There is probably nothing to read from the comment but the basic compliment until one has a second or third reading and then it begins to matter a lot more than it seems. This is a generic comment can be left on any and every blog with one singular aim in mind.

Indeed, one of the signs of having a following comes from people commenting on your blogs and this supposed fan rarely leaves comments but now decides to do so in the quest for something other than the views expressed in the blog.

Given that the person does offer the passing opinion masquerading as praise that “the ideas really rocks”, I am really confused about the urban language with the apparent number confusion as to the idea and the context that the person is referring to.

Having appealed to my vanity with the notion of my rocking ideas, the person has a few questions to ask, fair enough and somehow expects me with the additional request to publish my contact details in response.

One can only wonder what questions that person has to ask that cannot be put in the comments or forwarded as an email, because those details are not that difficult to get if the person does try.

Generic comments as social engineering

Between you are me, this is another classic case of social engineering; having appealed to my vanity and flattered me in some way, just as the title of the blog goes, it has provided a window of vulnerability offering the opportunity to request my contact details which I am supposed to foolishly volunteer to some non-descript stranger to ask personal questions.

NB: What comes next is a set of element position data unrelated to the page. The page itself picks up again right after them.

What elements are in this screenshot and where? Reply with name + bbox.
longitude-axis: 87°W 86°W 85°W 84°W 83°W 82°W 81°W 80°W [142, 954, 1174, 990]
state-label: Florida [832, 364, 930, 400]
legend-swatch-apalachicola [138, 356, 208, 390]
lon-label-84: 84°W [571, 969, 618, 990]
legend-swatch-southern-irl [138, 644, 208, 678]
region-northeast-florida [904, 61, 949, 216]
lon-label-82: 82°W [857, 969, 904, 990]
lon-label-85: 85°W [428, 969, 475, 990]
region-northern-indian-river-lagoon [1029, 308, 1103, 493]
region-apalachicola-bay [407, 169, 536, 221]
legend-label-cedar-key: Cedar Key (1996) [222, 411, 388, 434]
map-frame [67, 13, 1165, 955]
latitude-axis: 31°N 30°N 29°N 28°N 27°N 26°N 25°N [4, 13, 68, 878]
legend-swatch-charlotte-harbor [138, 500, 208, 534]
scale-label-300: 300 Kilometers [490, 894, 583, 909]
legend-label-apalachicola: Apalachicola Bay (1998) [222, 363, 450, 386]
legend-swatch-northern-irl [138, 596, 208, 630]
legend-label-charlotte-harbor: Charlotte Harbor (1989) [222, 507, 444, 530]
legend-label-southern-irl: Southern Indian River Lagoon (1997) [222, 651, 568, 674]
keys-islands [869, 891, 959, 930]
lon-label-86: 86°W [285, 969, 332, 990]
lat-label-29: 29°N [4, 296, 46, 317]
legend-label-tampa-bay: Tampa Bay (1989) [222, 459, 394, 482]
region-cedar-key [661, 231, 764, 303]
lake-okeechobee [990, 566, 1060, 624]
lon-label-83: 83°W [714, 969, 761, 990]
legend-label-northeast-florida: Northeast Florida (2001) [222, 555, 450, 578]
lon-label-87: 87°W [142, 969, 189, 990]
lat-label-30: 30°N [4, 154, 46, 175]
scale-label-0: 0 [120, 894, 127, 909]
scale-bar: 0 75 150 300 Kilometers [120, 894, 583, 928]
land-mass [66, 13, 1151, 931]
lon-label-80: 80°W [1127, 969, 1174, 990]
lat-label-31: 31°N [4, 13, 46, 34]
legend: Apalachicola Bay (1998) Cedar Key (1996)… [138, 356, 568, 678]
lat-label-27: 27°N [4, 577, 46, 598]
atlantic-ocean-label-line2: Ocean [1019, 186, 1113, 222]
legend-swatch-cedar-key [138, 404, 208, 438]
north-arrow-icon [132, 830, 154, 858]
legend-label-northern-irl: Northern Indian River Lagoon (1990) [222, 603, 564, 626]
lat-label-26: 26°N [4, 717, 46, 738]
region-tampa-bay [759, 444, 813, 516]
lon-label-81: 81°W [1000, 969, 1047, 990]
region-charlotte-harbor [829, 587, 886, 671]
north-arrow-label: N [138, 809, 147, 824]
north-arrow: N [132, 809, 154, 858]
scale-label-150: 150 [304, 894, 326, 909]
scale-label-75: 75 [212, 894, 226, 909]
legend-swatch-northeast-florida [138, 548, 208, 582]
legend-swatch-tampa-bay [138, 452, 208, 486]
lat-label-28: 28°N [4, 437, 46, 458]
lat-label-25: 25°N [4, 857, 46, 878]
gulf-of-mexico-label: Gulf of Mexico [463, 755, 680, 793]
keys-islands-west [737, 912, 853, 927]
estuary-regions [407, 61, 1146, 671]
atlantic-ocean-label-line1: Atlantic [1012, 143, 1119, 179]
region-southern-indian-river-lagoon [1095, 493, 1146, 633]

It was a good try but this will not work with me and it really should not work on anyone else too, if anyone wants to engage you on matters so personal the need for full-disclosure is paramount and it should be initiated by the enquirer and not by you.

Otherwise, this is just another case of Johnson probably leaving a similar generic comment on as many blogs as he/she can to harvest details for some nefarious activity beyond which the victim has little control.

Beware of the flattery that leaves you vulnerable to volunteering information you should best keep for your protection and safety.